NEG/TERRORISM/BIOLOGICAL

TURNS" FOCUS ON BIOTERRORISM IS COUNTERPRODUCTIVE

MULTIPLICATION OF CHEMICAL AND BIOLOGICAL TERRORISM PREPAREDNESS PROGRAMS ONLY MAKES THINGS WORSE

Amy E. Smithson and Leslie-Anne Levy, Stimson Center, October 2000 Ataxia:The Chemical and Biological Terrorism Threat and the US Response, Report No. 35 http:///www.stimson.org/pubs/cwc/ataxiaexecsum.pdf //VT2002acsln

A series of expert studies and panels have labeled the federal preparedness programs a fractured mess and urged a national strategy to guide programs better. This counsel has fallen on deaf ears, for the executive branch continues to spawn duplicative programs, abetted by at least a dozen congressional committees that have authorized virtually any program with terrorism in the title. Throwing money at a problem is a costly substitute for effective government.

THE BEST POLICY WOULD BE A MORATORIUM ON NEW TERRORISM RESPONSE PROGRAMS

Amy E. Smithson and Leslie-Anne Levy, Stimson Center, October 2000 Ataxia:The Chemical and Biological Terrorism Threat and the US Response, Report No. 35 http:///www.stimson.org/pubs/cwc/ataxiaexecsum.pdf //VT2002acsln

In fact, Washington should declare a moratorium on any new federal teams for unconventional terrorism response. Inside the beltway, the response to such criticism may be that these teams really do not cost much–just a few million dollars here and there. Such a rejoinder truly belies the fact that national policy makers have lost perspective on the program’s stated purposes.

BIOLOGICAL WEAPONS DEFENSE PROCEDURES ONLY INCREASE HOAX ATTACKS

LAURIE GARRETT, Pulitzer Prize -- winning science and medical writer for Newsday January, 2001 / February, 2001 Foreign Affairs SECTION: CHALLENGES FOR THE NEXT PRESIDENT; Pg. 76 HEADLINE: The Nightmare of Bioterrorism //VT2002acsln

Secretary of the Navy Richard Danzig warned that panic, in and of itself, is becoming the new terrorist tool. "Only through a new union of our public health, police, and military resources," he said, "can we hope to deal with this dangerous threat." But Hamburg worried that the police and FBI responses actually encourage such false alarms. It seems that bioterrorist hoaxes attract the type of individuals who enjoy watching fire departments douse buildings they have set afire. "When an envelope comes in saying 'This is anthrax,' we don't need the fire department in full protective gear on site," Hamburg insists. "What we need is to discreetly move the envelope to a public health laboratory for proper analysis. Mass decontamination and quarantine only [add] fuel to the fire of the hoax perpetrators, and it's totally unnecessary in terms of public health."

BIOTERRORIST PREVENTION PROGRAMS ARE BAD BECAUSE THEY MAKE US THINK SUCH ATTACKS ARE SURVIVABLE

LAURIE GARRETT, Pulitzer Prize -- winning science and medical writer for Newsday January, 2001 / February, 2001 Foreign Affairs SECTION: CHALLENGES FOR THE NEXT PRESIDENT; Pg. 76 HEADLINE: The Nightmare of Bioterrorism //VT2002acsln

Some public health advocates are convinced that no marriage between their profession and law enforcement could ever work and have denounced all efforts to heighten concerns about bioterrorism.

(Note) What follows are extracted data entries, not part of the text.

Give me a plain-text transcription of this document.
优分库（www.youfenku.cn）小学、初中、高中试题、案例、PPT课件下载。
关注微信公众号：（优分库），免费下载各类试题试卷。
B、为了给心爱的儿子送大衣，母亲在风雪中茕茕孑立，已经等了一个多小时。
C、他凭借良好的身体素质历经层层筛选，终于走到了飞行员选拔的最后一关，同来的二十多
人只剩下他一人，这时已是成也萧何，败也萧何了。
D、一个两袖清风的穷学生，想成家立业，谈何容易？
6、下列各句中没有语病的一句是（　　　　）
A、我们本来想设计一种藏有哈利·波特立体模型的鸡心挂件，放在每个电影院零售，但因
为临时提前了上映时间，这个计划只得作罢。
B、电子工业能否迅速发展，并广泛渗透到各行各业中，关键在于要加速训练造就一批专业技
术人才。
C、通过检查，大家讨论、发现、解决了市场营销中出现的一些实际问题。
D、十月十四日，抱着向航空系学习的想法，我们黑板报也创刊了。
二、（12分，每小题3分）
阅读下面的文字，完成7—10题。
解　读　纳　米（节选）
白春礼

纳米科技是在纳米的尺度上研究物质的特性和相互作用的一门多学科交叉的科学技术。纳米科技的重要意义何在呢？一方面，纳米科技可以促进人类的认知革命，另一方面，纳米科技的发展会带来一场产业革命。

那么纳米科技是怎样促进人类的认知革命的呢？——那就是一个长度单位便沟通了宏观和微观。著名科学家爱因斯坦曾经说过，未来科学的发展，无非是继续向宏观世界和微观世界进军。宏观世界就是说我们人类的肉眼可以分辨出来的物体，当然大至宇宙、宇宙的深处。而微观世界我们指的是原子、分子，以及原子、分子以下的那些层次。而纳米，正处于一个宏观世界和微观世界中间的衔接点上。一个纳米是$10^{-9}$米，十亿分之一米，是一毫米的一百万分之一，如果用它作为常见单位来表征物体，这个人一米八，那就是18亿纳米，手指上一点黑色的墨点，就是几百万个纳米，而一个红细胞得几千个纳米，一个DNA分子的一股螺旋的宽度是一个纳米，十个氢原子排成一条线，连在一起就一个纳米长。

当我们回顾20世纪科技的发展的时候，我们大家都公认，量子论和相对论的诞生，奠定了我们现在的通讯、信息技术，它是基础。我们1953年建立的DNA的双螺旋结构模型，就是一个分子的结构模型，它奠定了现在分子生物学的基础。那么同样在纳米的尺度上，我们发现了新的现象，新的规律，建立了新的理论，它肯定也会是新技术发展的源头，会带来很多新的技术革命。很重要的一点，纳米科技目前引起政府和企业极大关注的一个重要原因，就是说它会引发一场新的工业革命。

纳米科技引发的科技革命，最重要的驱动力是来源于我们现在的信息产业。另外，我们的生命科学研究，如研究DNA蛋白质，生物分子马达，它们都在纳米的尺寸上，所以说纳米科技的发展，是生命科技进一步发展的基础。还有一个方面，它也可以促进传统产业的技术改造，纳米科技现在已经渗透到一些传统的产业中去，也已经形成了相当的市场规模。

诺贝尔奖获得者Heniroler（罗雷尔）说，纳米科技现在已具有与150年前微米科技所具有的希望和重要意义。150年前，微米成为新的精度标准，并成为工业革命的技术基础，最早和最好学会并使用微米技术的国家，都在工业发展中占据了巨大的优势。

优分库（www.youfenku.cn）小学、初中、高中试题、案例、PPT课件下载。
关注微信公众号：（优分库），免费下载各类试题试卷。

One prestigious group argues that "bioterrorist initiative programs are strongly reminiscent of the civil defense programs promoted by the U.S. government during the Cold War . . . [that fostered] the delusion that nuclear war was survivable."

FOCUS ON BIOTERRORISM CREATES A STATE OF PUBLIC PARANOIA LEADING TO CENSORSHIP AND CONTROL

LAURIE GARRETT, Pulitzer Prize -- winning science and medical writer for Newsday January, 2001 / February, 2001 Foreign Affairs SECTION: CHALLENGES FOR THE NEXT PRESIDENT; Pg. 76 HEADLINE: The Nightmare of Bioterrorism //VT2002acsln

For many older public health leaders, the bioterrorism scare evokes nasty memories of Cold War cover-ups and censorship. By adopting the bioterrorism issue, they warn, public health officials are buying into a similar framework of paranoid thinking. Indeed, in 1999, biologists working in national laboratories found, for the first time, their work facing censorship in the wake of allegations of Chinese espionage at the Los Alamos National Laboratory. The Department of Energy (DOE), which oversees the national labs, clamped down so hard in 1999 that the National Academy of Sciences warned that the future of U.S. scientific enterprise could be imperiled. Although the DOE's primary concern was computer and nuclear secrecy, the threat of bioterrorism prompted the agency to broaden its new security restrictions to embrace basic biology research as well.